Falar sobre política pra mim é algo demasiadamente prazeroso. Encontrei nesse artigo uma idéia por mim compartilhada e aproveito a oportunidade para dividir meus pensamentos. Infelizmente, a população brasileira, guiada pelo senso comum, tem um certo repúdio à política. A primeira coisa que vem à mente quando o termo é citado é corrupção e a prática dela por nossos representantes na administração da máquina estatal. São duas palavras que estão intimamente ligadas no vocabulário popular. Acontece que, como bem argumentou nosso caro amigo Bruno, a política nasceu junto das cidades, as polis, e paralelamente a esse crescente convívio em sociedade, surgiu a necessidade de organização e administração de conflitos, sem, contudo, utilizar a violência. Logo, poderíamos dizer que política é a ferramenta pacífica utilizada para administração de divergências em um meio social.
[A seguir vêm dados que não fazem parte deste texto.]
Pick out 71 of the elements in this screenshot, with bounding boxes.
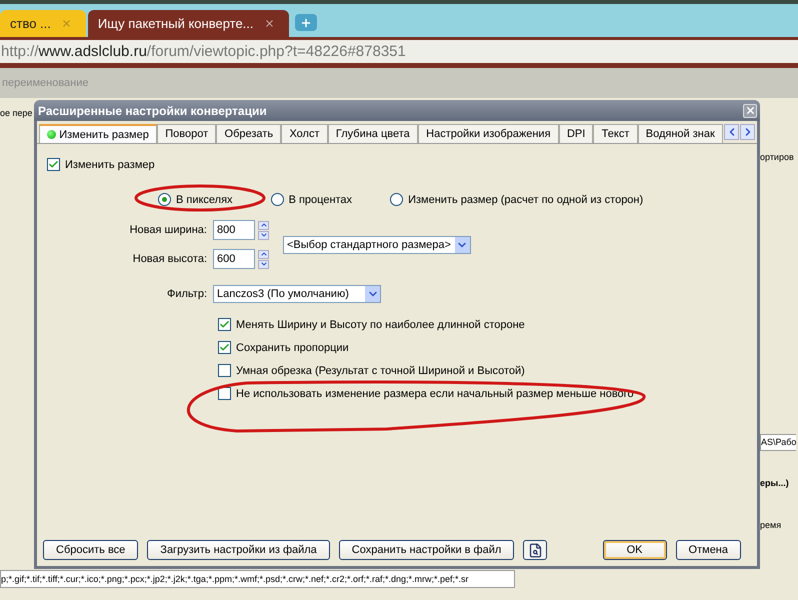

Diante disso, é lamentável nos depararmos com comentários do tipo “não discuto política”, ou “não faço política”. Mal sabem as pessoas que o não querer se envolver em política, também é uma forma de fazê-la, e essa atitude definida como “apatia política”, traz conseqüências tão ou mais graves para o corpo social, pois nossas atitudes, ou a falta delas, refletem em todos os “membros” desse corpo.
Estamos vivendo nesse país um momento social e político extremamente delicado, pois muitos políticos (termo aqui utilizado para definir o administrador, que foi escolhido pela maioria, em um processo democrático), se utilizam de seus cargos para desviar verba pública ou para obter benefício próprio. E a população, carente de muitas coisas, principalmente de educação e boa vontade, se faz de vítima. É fácil “terceirizar” a responsabilidade de nossos atos, dizer que o governador fulano de tal não presta, ou o vereador beltrano não vale nada. Difícil é admitir que eles só estão lá, graças ao voto da maioria que compactuou com seu projeto. Ora, vivemos em uma democracia, temos liberdade para escolher como REPRESENTANTES quem bem entendermos. E na qualidade de representantes, são funcionários que devem ser fiscalizados por quem os elegeram. É importante ressaltar que corrupção não é atitude restrita dos políticos responsáveis pela administração do Estado, Município ou País. Como bem define alguns dicionários, corrupção é “ação ou efeito de corromper, de fazer degenerar; depravação; ação de seduzir por dinheiro, presentes etc., levando alguém a afastar-se da retidão; suborno”. A sociedade brasileira ao assumir o famoso “jeitinho brasileiro” compactua com essa corrupção. Só conseguiremos exigir que o outro faça sua parte a partir do momento em que fizermos a nossa. Para resolver esse problema tão grave, precisamos desenvolver a idéia de que política é uma característica inata aos seres racionais que vivem em sociedade, e que o processo político utilizado na administração estatal é de responsabilidade dos eleitos e principalmente dos eleitores. E a situação atual nos está demonstrando que já passou da hora de mudarmos de atitude.
No mais, é isso, as mudanças externas só podem acontecer se permitimos uma transformação interna. Para mudarmos nosso país e nosso mundo, precisamos começar a mudar nós mesmos, nossos hábitos carregados de senso comum e nossas atitudes. O resto virá como conseqüência.